We did one where the Game of Thrones shoot was destroyed by the self-replicating Extra (and leader Featured Extra), and the audience got into that one… they were copies of Extra, and when Featured Extra spoke, they’d echo him. Then they misunderstood their own echo and got into a massive fight among themselves which was the resolution to the issue. That was lots of fun. Oh, and George R.R. Martin is a character named Deadline, who’s immortal as long as there’s a book out there he’s signed. He showed up at the end, collected Featured Extra and the Mother of Dragons and took off to attack HBO.
You are based in Los Angeles – what’s the improv scene like?
Robert: In LA? There are tons of choices: iO West, Second City, UCB, Nerdist, LA Connection, Groundlings… there are a lot of players in the LA improv scene.
Roberto: It’s a big city and a small town, all at once. There are a million places to play, but you run into the same folks. There is also a real pull towards friendliness and empathy. The scene definitely changes you, and for the better.
If people want to find out more about you where can they follow you on social media?
@RevengersImprov on both Instagram and Twitter.
Facebook is www.facebook.com/RevengersImprov … then our website is
www.RevengersImprov.com, where eventually you’ll be able to go for all things improv, including back issues, merchandise, and our Wikipedia cataloging the Revengerverse.
Is there any other improv group you would love to collaborate with?

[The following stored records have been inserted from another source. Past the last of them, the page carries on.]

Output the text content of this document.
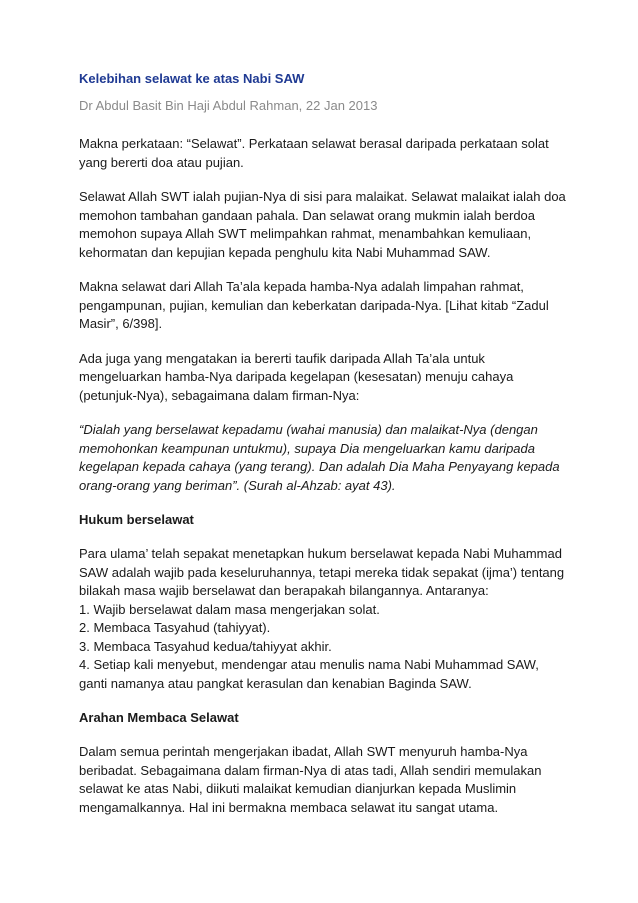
Kelebihan selawat ke atas Nabi SAW
Dr Abdul Basit Bin Haji Abdul Rahman, 22 Jan 2013

Makna perkataan: “Selawat”. Perkataan selawat berasal daripada perkataan solat yang bererti doa atau pujian.

Selawat Allah SWT ialah pujian-Nya di sisi para malaikat. Selawat malaikat ialah doa memohon tambahan gandaan pahala. Dan selawat orang mukmin ialah berdoa memohon supaya Allah SWT melimpahkan rahmat, menambahkan kemuliaan, kehormatan dan kepujian kepada penghulu kita Nabi Muhammad SAW.

Makna selawat dari Allah Ta’ala kepada hamba-Nya adalah limpahan rahmat, pengampunan, pujian, kemulian dan keberkatan daripada-Nya. [Lihat kitab “Zadul Masir”, 6/398].

Ada juga yang mengatakan ia bererti taufik daripada Allah Ta’ala untuk mengeluarkan hamba-Nya daripada kegelapan (kesesatan) menuju cahaya (petunjuk-Nya), sebagaimana dalam firman-Nya:

“Dialah yang berselawat kepadamu (wahai manusia) dan malaikat-Nya (dengan memohonkan keampunan untukmu), supaya Dia mengeluarkan kamu daripada kegelapan kepada cahaya (yang terang). Dan adalah Dia Maha Penyayang kepada orang-orang yang beriman”. (Surah al-Ahzab: ayat 43).

Hukum berselawat

Para ulama’ telah sepakat menetapkan hukum berselawat kepada Nabi Muhammad SAW adalah wajib pada keseluruhannya, tetapi mereka tidak sepakat (ijma’) tentang bilakah masa wajib berselawat dan berapakah bilangannya. Antaranya:
1. Wajib berselawat dalam masa mengerjakan solat.
2. Membaca Tasyahud (tahiyyat).
3. Membaca Tasyahud kedua/tahiyyat akhir.
4. Setiap kali menyebut, mendengar atau menulis nama Nabi Muhammad SAW, ganti namanya atau pangkat kerasulan dan kenabian Baginda SAW.

Arahan Membaca Selawat

Dalam semua perintah mengerjakan ibadat, Allah SWT menyuruh hamba-Nya beribadat. Sebagaimana dalam firman-Nya di atas tadi, Allah sendiri memulakan selawat ke atas Nabi, diikuti malaikat kemudian dianjurkan kepada Muslimin mengamalkannya. Hal ini bermakna membaca selawat itu sangat utama.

Robert: The Resistance is always on my radar – they’re sooooo good. We have folks guest with us pretty regularly – since Paul Vaillancourt helped inspire the form, I’d love to get him to sit in. I know lots of people I’d like to play with. We also love travelling to festivals and having a local sit in with us. When we played Red Rocks Improv Festival, we created Korrupzak with Ryan McLean… I’d love to bring that character back.
Roberto: I am a huge fan of the groups Bear Supply andDasariski. A comic story with any of them would be beyond epic.
What do you think 2018 holds for the world of improv – what would you like to see happen in the next 12 months?
I’ve always wanted improvisers to have a portfolio of work – for their shows to become assets on which future engagements can be built. Improv for Humans, and other podcasts like it are working in that direction, and there are folks out there who are trying to crack the “improv to video” puzzle. Improv works really well live, but that vibe and energy of discovery is often lost when the show gets put on video. I think somebody’s going to get there with a show or an ethic that translates well to video.
The great thing about the art form is that people are constantly exploring and discovering in all different directions, most of which I never thought of and never would have… so yeah, more of that.